Los vasos de plástico con los restos
de cerveza volaban por encima de
nuestras cabezas, el movimiento de la
marea era constante, aunque descontrolado, e intentando seguir el ritmo trepidante de la
música en directo del estupendo grupo de punk-rock que actuaba en ese momento.

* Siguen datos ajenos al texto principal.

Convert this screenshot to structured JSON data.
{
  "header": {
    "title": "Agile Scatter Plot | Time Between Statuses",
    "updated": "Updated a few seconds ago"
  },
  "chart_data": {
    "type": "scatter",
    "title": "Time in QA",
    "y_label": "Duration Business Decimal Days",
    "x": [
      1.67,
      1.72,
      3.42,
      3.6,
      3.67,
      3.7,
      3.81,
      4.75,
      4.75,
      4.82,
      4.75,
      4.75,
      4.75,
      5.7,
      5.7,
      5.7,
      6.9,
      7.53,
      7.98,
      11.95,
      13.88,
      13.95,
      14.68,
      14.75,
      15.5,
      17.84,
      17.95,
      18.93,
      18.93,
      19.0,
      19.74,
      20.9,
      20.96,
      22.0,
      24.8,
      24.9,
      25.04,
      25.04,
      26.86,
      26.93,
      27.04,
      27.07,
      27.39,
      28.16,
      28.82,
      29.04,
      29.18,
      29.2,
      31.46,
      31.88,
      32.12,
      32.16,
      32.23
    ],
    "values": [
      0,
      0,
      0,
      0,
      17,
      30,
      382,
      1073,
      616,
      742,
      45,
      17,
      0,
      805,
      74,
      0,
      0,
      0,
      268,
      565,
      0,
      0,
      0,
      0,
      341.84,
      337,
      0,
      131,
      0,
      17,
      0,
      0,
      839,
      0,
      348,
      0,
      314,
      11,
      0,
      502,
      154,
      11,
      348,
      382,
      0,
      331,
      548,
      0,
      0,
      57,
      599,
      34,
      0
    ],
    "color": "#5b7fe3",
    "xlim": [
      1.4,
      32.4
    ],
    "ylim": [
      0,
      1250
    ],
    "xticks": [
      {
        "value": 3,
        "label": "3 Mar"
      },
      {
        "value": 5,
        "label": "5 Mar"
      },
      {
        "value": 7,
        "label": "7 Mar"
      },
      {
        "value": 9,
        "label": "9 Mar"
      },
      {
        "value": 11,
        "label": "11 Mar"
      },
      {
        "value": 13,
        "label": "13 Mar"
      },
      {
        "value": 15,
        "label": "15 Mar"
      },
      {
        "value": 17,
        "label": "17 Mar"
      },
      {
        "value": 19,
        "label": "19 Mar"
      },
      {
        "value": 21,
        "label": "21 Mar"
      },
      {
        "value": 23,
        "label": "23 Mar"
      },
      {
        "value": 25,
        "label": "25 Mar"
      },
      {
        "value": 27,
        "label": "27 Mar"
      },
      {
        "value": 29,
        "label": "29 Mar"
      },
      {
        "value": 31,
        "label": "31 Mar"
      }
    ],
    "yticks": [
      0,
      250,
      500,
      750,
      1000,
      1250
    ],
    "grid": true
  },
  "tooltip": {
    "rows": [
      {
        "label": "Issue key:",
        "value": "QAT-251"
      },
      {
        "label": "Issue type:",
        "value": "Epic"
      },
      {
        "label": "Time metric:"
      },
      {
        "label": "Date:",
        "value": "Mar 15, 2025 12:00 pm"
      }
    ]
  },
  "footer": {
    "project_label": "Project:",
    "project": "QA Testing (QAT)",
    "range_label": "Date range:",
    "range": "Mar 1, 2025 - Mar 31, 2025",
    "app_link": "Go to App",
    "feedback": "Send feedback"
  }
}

El perfil de los asistentes era variado y pintoresco, desde los que vestían de la forma más usual o
los más cercanos a la tribu; con sus
crestas, cremalleras, tatuajes y camisetas rotas. Todos unidos en una perfecta
armonía, creada gracias a la poesía
reivindicativa que eran esas letras maravillosas junto a ese sonido urbano. El
flujo de personas era intenso, no había un momento de quietud. Cuando no
pisabas a alguien, te pisaban a ti, los empujones y choques eran constantes
(todos de buen rollo, eso sí). Otros no paraban de pasar cargados con vasos
hasta el borde de bebida que iban derramando encima de quien tenían al lado en
su intento de llegar al sitio que ocupaban antes. El suelo estaba pegajoso y el
ambiente cargado de olores diferentes;
alcohol, hierba y sudor eran los
predominantes. Las caras de satisfacción estaban concentradas en el escenario y
nada importaba salvo pasarlo bien ¡joder, estábamos de concierto!

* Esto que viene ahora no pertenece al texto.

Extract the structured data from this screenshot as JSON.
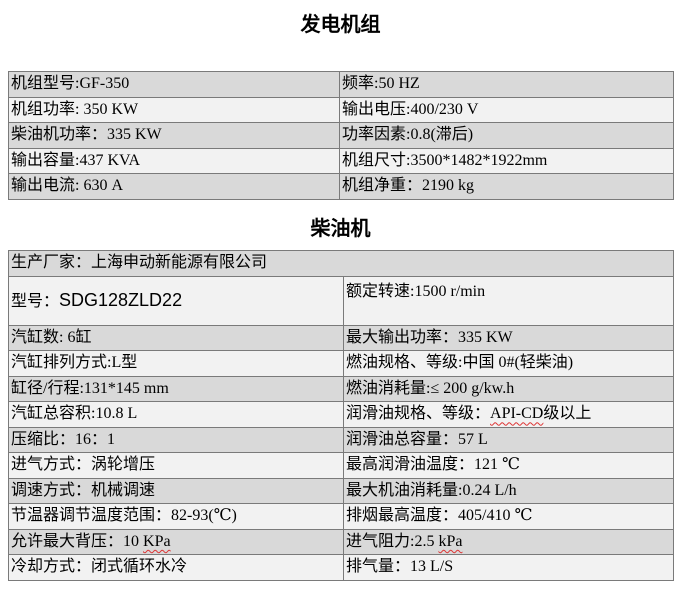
{
  "genset": {
    "title": "发电机组",
    "rows": [
      [
        "机组型号:GF-350",
        "频率:50 HZ"
      ],
      [
        "机组功率: 350 KW",
        "输出电压:400/230 V"
      ],
      [
        "柴油机功率：335 KW",
        "功率因素:0.8(滞后)"
      ],
      [
        "输出容量:437 KVA",
        "机组尺寸:3500*1482*1922mm"
      ],
      [
        "输出电流: 630 A",
        "机组净重：2190 kg"
      ]
    ]
  },
  "engine": {
    "title": "柴油机",
    "manufacturer": "生产厂家：上海申动新能源有限公司",
    "model_label": "型号：",
    "model_value": "SDG128ZLD22",
    "rated_speed": "额定转速:1500 r/min",
    "rows": [
      [
        "汽缸数: 6缸",
        "最大输出功率：335 KW"
      ],
      [
        "汽缸排列方式:L型",
        "燃油规格、等级:中国 0#(轻柴油)"
      ],
      [
        "缸径/行程:131*145 mm",
        "燃油消耗量:≤ 200 g/kw.h"
      ],
      [
        "汽缸总容积:10.8 L",
        "润滑油规格、等级：|API-CD|级以上"
      ],
      [
        "压缩比：16：1",
        "润滑油总容量：57 L"
      ],
      [
        "进气方式：涡轮增压",
        "最高润滑油温度：121 ℃"
      ],
      [
        "调速方式：机械调速",
        "最大机油消耗量:0.24 L/h"
      ],
      [
        "节温器调节温度范围：82-93(℃)",
        "排烟最高温度：405/410 ℃"
      ],
      [
        "允许最大背压：10 |KPa|",
        "进气阻力:2.5 |kPa|"
      ],
      [
        "冷却方式：闭式循环水冷",
        "排气量：13 L/S"
      ]
    ]
  }
}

Después de varias horas, con muchas
cervezas ingeridas y en pleno éxtasis musical, me encontraba arrinconado a un
lado de la sala, apoyado en la pared.
Unas manos voraces y sedientas de pasión recorrían mi cuerpo por debajo de la
ropa de manera concienzuda: cuello, hombros, espalda, ingles, barriga, pecho,
pezones... caricias que me transportaban a un estado muy placentero. Lola se
había unido desde atrás a mí. Me abrazaba, me acariciaba, su lengua dejaba su
rastro en mi cogote y en los lóbulos de
mis orejas. Yo, totalmente embelesado, giraba mi cabeza hacia ella mirándola de
vez en cuando y sin parar de moverla al
ritmo de la música, circunstancia que ella aprovechaba para devorarme los
labios. En más de una ocasión fue muy fácil olvidarse del resto del mundo
mientras nuestros cuerpos se dejaban llevar de manera instintiva.

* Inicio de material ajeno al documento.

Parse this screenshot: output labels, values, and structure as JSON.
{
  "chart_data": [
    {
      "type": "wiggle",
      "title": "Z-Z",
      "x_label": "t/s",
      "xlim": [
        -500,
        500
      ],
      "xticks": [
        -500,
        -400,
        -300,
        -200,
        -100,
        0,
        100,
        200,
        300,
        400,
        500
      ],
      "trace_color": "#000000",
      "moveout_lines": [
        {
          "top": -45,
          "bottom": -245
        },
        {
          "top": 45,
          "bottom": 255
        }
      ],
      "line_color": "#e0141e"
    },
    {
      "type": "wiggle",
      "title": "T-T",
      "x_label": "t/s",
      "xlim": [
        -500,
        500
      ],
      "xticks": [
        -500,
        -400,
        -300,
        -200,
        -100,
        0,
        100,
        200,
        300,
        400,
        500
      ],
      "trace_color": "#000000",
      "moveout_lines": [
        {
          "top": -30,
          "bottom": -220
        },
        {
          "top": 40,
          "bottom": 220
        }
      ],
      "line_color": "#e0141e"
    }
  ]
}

La actuación llegó a su final, en ese
instante solo pensaba en salir de ahí y
culminar la noche con mi pareja. Henchido de pasión, con una presión en los bajos insoportable y
cogidos de la mano nos fuimos entre empellones hacia la salida.
El frío de la noche nos golpeó de forma
cruda en la cara. La sangre comenzó a llegar al cerebro después de tanto tiempo
retenida a mitad de camino. La realidad se reía de nuestro momento de
felicidad; la temperatura no invitaba a
perdernos en ningún solar, no teníamos vehículo y apenas dinero para un taxi.
Nos miramos a la cara, una amarga sonrisa de impotencia se apoderó de las
mismas, tendríamos que esperar a mejor ocasión.